L’ironia feroce della storia è che Google, oggi, si trova esattamente nel posto dove ha spinto l’intero ecosistema mediatico: sull’orlo della disintermediazione. L’AI sta facendo a Google quello che Google ha fatto ai giornali. E mentre l’azienda di Mountain View finge calma – “gli utenti che cliccano dopo un AI Overview passano più tempo sui siti” – il tono tradisce il panico. È come se Blockbuster dicesse che il noleggio è aumentato… il giorno prima che Netflix lo chiudesse per sempre.
Nel frattempo, le testate arrancano, inventano eventi, conferenze, app, newsletter. Vogliono costruire “relazioni dirette con i lettori”. Tradotto: sperano che qualcuno si ricordi del loro nome senza passare da Google. Ma in un mondo dove l’utente parla direttamente con una macchina per sapere chi ha vinto le elezioni, l’idea di “abitudine al brand editoriale” sembra tenera come un fax in una call su Zoom.
Il vero dramma è che il crollo del traffico organico non è una crisi tecnica. È una crisi ontologica. Se nessuno legge la fonte, se nessuno arriva più sul sito, se la notizia vive solo come frase dentro un chatbot, il giornalismo come lo conosciamo è morto. Non c’è più contesto, non c’è più autorevolezza, non c’è più responsabilità. C’è solo la risposta giusta, detta bene, con tono rassicurante, da un assistente che non dorme mai.

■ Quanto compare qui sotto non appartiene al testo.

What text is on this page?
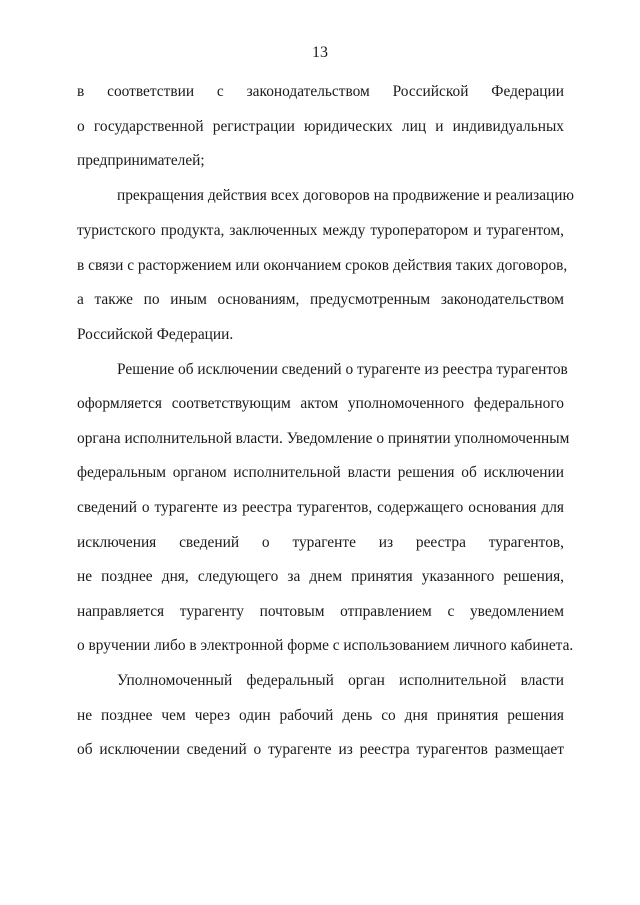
13
в соответствии с законодательством Российской Федерации
о государственной регистрации юридических лиц и индивидуальных
предпринимателей;
прекращения действия всех договоров на продвижение и реализацию
туристского продукта, заключенных между туроператором и турагентом,
в связи с расторжением или окончанием сроков действия таких договоров,
а также по иным основаниям, предусмотренным законодательством
Российской Федерации.
Решение об исключении сведений о турагенте из реестра турагентов
оформляется соответствующим актом уполномоченного федерального
органа исполнительной власти. Уведомление о принятии уполномоченным
федеральным органом исполнительной власти решения об исключении
сведений о турагенте из реестра турагентов, содержащего основания для
исключения сведений о турагенте из реестра турагентов,
не позднее дня, следующего за днем принятия указанного решения,
направляется турагенту почтовым отправлением с уведомлением
о вручении либо в электронной форме с использованием личного кабинета.
Уполномоченный федеральный орган исполнительной власти
не позднее чем через один рабочий день со дня принятия решения
об исключении сведений о турагенте из реестра турагентов размещает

William Lewis del Washington Post lo ha detto chiaro: “È una minaccia seria che non va sottovalutata.” Ma l’era della sottovalutazione è finita. Adesso siamo nel pieno della disintegrazione. Quello che per anni è stato il carburante del giornalismo digitale – l’attenzione mediata dal search – si sta trasformando in fumo.
Il fatto che proprio il Wall Street Journal abbia registrato un incremento di traffico, in controtendenza, è interessante. Ma non fa primavera. È l’ultima sigaretta prima del blackout.
La partita vera, ora, è se l’informazione riuscirà a ricostruire una relazione diretta, disintermediata, autonoma. Un ritorno all’essenza del giornalismo come servizio, non come prodotto per l’algoritmo. Una sfida quasi spirituale, in un mondo dove i chatbot parlano come noi, ma non sentono nulla.
Perché mentre la stampa combatte per difendere il copyright, l’AI combatte per essere necessaria. E vince. Con ogni risposta che evita un clic. Con ogni utente che non sente il bisogno di leggere altro.
Ma attenzione. L’algoritmo non ha bisogno di noi. Ma noi, ancora per un po’, abbiamo disperatamente bisogno di capire cosa succede davvero. Non basta un riassunto. Serve una voce. Serve una firma. Serve una redazione.
Altrimenti, tra un paio d’anni, l’unico posto dove troveremo un giornalista… sarà nel dataset di addestramento di un chatbot.